JUSTICE : L'ex-otage, Hervé Ghesquière condamné à une amende avec sursis

Posté le vendredi 12 décembre 2014
JUSTICE : L'ex-otage, Hervé Ghesquière condamné à une amende avec sursis

Source : Direct Matin, publié le 9 Décembre 2014 à 21:42

Le verdict de la cour d'appel de Douai est tombé lundi 8 septembre.
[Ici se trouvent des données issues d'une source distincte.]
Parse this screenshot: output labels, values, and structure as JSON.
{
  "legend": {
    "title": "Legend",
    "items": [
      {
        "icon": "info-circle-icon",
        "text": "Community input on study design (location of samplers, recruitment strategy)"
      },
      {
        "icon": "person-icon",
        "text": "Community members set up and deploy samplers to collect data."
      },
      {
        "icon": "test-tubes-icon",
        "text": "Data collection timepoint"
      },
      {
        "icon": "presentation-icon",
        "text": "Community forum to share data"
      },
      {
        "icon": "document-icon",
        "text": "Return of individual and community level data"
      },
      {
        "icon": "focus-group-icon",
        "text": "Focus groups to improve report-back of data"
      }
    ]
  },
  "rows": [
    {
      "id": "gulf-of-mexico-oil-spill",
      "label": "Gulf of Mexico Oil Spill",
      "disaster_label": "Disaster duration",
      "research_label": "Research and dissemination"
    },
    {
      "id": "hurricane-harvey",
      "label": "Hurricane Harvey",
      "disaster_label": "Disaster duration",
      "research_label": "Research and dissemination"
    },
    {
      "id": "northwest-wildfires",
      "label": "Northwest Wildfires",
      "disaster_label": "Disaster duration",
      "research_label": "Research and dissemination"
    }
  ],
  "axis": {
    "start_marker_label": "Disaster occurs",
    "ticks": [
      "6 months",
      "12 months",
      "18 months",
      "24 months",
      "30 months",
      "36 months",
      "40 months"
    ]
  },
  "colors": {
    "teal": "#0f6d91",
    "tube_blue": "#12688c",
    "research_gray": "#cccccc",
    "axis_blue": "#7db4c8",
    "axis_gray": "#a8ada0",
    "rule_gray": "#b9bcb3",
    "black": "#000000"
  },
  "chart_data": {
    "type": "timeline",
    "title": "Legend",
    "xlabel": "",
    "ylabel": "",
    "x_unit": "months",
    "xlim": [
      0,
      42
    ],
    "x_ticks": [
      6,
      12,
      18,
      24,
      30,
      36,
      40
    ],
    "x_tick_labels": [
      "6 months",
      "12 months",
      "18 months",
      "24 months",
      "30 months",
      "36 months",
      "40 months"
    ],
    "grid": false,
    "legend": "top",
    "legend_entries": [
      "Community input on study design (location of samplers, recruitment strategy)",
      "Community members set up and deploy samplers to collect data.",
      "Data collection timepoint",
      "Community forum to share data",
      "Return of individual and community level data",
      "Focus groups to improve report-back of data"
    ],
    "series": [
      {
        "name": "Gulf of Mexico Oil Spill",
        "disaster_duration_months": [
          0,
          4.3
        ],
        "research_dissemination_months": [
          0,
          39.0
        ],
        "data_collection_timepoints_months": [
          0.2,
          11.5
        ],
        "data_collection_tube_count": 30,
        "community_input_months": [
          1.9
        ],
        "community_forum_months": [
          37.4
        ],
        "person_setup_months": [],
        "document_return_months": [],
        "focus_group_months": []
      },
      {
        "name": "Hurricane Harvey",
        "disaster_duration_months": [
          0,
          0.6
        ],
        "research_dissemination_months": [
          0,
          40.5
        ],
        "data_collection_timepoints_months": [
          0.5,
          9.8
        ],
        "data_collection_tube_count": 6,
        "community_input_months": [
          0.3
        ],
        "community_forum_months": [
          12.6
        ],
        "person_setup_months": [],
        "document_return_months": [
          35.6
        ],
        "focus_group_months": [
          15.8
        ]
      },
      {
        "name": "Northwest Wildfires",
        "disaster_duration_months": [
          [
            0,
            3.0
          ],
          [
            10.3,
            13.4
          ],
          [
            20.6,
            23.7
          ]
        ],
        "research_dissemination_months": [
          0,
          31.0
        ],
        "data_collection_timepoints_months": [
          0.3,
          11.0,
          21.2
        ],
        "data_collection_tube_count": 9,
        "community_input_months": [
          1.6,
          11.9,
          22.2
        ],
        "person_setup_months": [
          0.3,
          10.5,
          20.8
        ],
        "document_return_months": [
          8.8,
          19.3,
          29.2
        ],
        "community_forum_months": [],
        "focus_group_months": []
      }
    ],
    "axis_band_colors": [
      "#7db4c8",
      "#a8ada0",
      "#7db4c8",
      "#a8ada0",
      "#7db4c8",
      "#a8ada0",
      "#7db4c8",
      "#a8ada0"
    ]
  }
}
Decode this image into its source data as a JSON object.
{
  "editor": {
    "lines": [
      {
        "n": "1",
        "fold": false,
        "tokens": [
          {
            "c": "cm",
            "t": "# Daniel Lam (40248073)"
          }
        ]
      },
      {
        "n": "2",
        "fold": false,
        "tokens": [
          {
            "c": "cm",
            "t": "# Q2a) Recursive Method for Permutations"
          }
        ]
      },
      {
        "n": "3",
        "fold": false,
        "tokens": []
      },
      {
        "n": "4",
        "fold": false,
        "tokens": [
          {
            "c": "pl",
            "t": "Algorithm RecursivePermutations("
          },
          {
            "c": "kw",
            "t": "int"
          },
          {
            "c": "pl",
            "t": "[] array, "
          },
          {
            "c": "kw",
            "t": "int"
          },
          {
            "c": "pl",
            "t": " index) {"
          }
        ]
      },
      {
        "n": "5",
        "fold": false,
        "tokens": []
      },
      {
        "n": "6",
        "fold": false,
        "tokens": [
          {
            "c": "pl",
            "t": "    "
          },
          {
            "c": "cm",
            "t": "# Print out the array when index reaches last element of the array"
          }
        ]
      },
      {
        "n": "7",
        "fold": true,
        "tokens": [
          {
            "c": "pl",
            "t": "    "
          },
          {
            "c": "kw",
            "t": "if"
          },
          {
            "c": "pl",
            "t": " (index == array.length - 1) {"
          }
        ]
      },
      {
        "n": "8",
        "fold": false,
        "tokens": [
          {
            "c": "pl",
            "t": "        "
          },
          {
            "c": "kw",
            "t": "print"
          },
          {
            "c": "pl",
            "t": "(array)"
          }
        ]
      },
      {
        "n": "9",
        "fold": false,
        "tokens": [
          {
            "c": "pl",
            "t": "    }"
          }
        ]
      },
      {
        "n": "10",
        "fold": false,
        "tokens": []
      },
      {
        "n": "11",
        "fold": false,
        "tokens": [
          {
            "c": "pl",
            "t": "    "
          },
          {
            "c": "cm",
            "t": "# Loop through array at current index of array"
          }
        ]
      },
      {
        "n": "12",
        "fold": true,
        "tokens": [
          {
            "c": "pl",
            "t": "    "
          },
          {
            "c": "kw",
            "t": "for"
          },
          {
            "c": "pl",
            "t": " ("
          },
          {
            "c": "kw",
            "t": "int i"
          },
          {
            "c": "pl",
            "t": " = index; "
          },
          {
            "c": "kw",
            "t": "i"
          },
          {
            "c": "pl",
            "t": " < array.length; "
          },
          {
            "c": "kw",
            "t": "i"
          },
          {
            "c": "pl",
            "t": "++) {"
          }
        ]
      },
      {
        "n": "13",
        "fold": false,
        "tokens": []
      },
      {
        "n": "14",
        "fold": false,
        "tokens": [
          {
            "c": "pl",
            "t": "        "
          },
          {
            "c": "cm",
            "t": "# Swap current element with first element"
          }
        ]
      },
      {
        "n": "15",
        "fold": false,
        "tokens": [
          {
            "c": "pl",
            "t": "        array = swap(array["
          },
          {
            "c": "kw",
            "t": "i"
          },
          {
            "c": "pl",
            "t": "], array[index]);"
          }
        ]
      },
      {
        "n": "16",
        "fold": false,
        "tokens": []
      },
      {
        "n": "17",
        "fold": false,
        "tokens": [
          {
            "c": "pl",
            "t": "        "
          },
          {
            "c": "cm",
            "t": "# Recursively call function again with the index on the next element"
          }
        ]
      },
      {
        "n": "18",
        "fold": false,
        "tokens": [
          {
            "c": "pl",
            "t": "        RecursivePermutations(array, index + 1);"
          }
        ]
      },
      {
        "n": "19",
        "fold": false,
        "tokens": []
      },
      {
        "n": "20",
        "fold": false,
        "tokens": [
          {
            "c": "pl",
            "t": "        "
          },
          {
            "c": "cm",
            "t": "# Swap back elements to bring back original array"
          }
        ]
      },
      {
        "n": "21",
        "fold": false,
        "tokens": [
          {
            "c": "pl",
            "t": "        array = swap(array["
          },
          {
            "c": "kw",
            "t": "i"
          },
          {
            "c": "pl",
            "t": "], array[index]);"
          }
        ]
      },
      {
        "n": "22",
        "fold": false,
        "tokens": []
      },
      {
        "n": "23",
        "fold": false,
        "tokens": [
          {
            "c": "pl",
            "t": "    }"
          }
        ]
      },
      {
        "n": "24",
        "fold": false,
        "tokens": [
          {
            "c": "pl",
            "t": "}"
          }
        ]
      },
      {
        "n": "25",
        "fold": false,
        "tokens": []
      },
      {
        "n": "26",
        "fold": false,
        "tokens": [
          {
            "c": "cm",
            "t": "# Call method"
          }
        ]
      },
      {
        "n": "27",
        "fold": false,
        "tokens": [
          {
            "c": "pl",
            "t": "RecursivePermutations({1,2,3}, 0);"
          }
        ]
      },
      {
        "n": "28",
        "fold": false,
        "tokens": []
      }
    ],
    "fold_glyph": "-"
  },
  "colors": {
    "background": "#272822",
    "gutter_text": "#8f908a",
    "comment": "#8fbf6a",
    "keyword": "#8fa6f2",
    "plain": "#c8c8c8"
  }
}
Elle confirme les peines prononcées en première instance condamnant Hervé Ghesquière, le grand reporter, ancien otage des talibans, à 2 000 euros d'amende avec sursis pour diffamation.

 Le journaliste Hervé Ghesquière, son JRI Stéphane Taponier et leur traducteur avaient été capturés par les talibans en Afghanistan, le 30 décembre 2009. Ils réalisaient un reportage pour le magazine de France 3 "Pièces à Conviction". Ils ont été libérés le 29 juin 2011 après 547 jours de captivité.

Condamnation pour diffamation

C'est lors d'une interview accordée à l'hebdomadaire Les Echos du Touquet, appartenant au groupe La Voix du Nord et publiée le 29 juin 2012, que le grand reporter de France Télévisions, a qualifié l'ancien lieutenant-colonel et ancien porte-parole des forces françaises en Afghanistan Jackie Fouquereau, de "lâche".

C'est parce que le militaire n'a jamais répondu à ses SMS et lettres qu'Hervé Ghesquière se serait emporté à son encontre.

Une polémique jugée injuste par les anciens otages

Me Jean-Pierre Blesbois, l'avocat de l'ex-otage avait expliqué lors de l'audience du 10 novembre que Jackie Fouquereau était à l'origine de la polémique sur l'imprudence supposée d'Hervé Ghesquière et de son JRI  Stéphane Taponier pour recueillir des informations sur le terrain.

Hervé Ghesquière avait déjà donné son point de vue sur cette polémique dans son ouvrage "547 jours" paru en septembre 2012. Il y remettait en cause l'armée française et tout particulièrement son responsable presse en Afghanistan. Le militaire serait selon Ghesquière coupable d'avoir "intoxiqué" l'Elysée et le gouvernement en affirmant que les journalistes "cherchaient à tout prix à rencontrer des talibans", raison pour laquelle ses collègues et lui-même auraient été capturés.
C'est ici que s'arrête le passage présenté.